Tata ruang dan lingkungan hidup dapat dikatakan sebagai dua hal yang saling berkaitan erat didalamnya dengan keterkaitan satu dan yang lainya. Saat ini memang penataan ruang/pembanguan yang dilakukan semata-mata diartikan sebagai pembangunan fisik tanpa memperhatikan bagaimana keunikan perilaku lingkungan hidup yang ada didalam suatu wilayah. Pembangunan yang dilakukan dengan semata-mata mengedepankan aspek fisik serta deterministic saat ini mendapat penolakan karena tidak memperhatikan keunikan perilaku manusia didalamnya. Apabila dilihat saat ini kegiatan yang ada di wilayah dapat dikatakan sebagai mimpi buruk dimana saat ini dimana-mana desain, wajah, warna yang ada di perkotaan hampir sama. Unsur penyusun yang dapat dikatakan dari alamiahnya seakan-akan sudah tidak ada. Kesemrawutan terjadi dimana-mana dengan permasalahan yang semakin lama semakin pelik dan susah untuk diselesaikan. Banyak faktor yang tentunya perlu diperhatikan terkait dengan pembangunan atau penataan suatu wilayah, selain faktor fisik tentunya faktor-faktor humanistik juga mutlak perlu dilakukan agar mencapai keindahan dan keserasian antar lingkungan hidup didalamnya.

Perencanaan “Open Ended”

Perencanaan ruang pada dewasa ini dapat dikatakan sebagai salah satu hal yang kaku yang mana pelaksanaanya hanya berbicara masalah fisik, fisik dan fisik. Namun jarang yang melibatkan atau memasukkan unsur manusia yang ada didalamnya. Banyak yang beranggapan bahwa perencanaan ruang harus direncanakan dan dilaksanakan secara tegas dan sesuai dengan rancangan yang ada diawal. Hal tersebut tentunya menimbulkan kesan kaku yang mana secara alamiah tidak dapat mengikuti perkembangan akan keunikan masyarakatnya.
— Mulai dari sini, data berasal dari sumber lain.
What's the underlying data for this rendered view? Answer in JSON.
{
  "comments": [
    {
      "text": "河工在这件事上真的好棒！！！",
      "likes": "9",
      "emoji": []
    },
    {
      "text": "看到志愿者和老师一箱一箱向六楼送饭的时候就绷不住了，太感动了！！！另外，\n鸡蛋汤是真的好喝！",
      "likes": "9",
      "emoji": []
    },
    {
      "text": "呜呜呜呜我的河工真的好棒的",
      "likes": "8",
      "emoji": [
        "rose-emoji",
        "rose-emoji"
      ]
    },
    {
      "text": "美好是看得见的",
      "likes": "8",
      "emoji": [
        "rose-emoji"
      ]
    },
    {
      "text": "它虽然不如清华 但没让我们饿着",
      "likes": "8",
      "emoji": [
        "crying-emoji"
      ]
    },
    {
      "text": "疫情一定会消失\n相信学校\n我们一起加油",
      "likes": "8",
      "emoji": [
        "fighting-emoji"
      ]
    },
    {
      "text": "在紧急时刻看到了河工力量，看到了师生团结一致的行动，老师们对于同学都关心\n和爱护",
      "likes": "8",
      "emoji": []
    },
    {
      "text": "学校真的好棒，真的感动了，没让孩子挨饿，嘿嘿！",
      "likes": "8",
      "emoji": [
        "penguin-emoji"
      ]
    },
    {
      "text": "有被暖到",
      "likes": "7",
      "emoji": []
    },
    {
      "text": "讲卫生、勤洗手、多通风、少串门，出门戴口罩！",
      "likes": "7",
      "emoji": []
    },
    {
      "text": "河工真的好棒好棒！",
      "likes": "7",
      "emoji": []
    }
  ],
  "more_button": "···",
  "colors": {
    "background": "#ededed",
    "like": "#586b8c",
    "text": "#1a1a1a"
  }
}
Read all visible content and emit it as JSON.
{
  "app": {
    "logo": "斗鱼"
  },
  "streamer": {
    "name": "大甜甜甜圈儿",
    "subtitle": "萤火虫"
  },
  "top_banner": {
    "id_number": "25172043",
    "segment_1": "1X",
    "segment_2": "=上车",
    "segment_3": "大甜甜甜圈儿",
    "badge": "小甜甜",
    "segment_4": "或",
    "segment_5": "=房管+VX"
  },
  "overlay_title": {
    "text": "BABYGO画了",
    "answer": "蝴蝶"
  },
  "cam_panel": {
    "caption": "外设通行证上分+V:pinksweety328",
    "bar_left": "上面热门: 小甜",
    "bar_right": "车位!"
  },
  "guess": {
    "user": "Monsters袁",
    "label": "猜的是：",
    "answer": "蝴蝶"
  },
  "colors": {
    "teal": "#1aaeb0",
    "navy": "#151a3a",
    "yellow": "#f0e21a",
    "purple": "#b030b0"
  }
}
Masyarakat yang merupakan objek dan subjek utama dalam pembangunan wilayah dapat dikatakan merupakan bagian terpenting yang perlu diajak atau dilibatkan secara penuh. Karena dari masyarakat inilah akan terbentuk bagaimana wajah pembangunan yang diinginkan.

Keterlibatan Masyarakat

Manusia yang menempati lingkungan hidup yang ada didalamnya memiliki keinginan dan kebutuhan akan mengelola lingkungan yang ada disekitarnya sesuai dengan yang diinginkan. Karena secara alamia manusia dan alam memiliki keterkaitan yang dalam, sebagai penjaga dan pengawas perkembangan lingkungan yang ada disekitarnya. Namun beberapa kelemahan perencanaan saat ini berorientasi jangka panjang dan bersifat kaku. Sehingga dalam perjalanannya terkadang tidak sesuai dengan yang direncanakan diawal cenderung berubah akibat ketidakpastian yang ada didalamnya. Pelibatan masyarakat untuk menciptakan pembangunan wilayah dan kehidupan yang baik perlu digagas dan dikedepankan demi menciptakan lingkungan yang nyaman dan aman untuk manusia yang tinggal didalamnya. Harapannya pelibatan masyarakat dalam pembangunan kepada masyarakat dapat mendorong kegiatan pengawasan yang ada guna mengendalikan pertumbuhan dan perkembangan wilayah yang semakin lama semakin mengarah kearah kompleksitas yang semakin rumit. Beberapa usulan untuk perencanaan kedepan diantaranya: pertama, pemecahan permasalahan jangka panjang perlu disenyawakan dengan pemecahan permasalahan jangka pendek yang bersifat inkremental. Kedua, pemberlakuan insentif dan disinsentif guna tegaknya arah pembangunan yang dilaksanakan. Ketiga, penataan ruang secara total, merata dan terpadu dengan model model perencanaan partisipatif. Keempat, kepekaan sosio kultural para pemangku kebijakan perlu ditingkatkan, supaya pelibatan masyarakat melalui diskusi, forum atau yang lainya lebih dapat diupayakan. Kelima, perencanaan yang dilakukan hendaknya memperhatikan kondisi alam dan iklim untuk menciptakan lingkungan yang nyaman dan menghemat energi.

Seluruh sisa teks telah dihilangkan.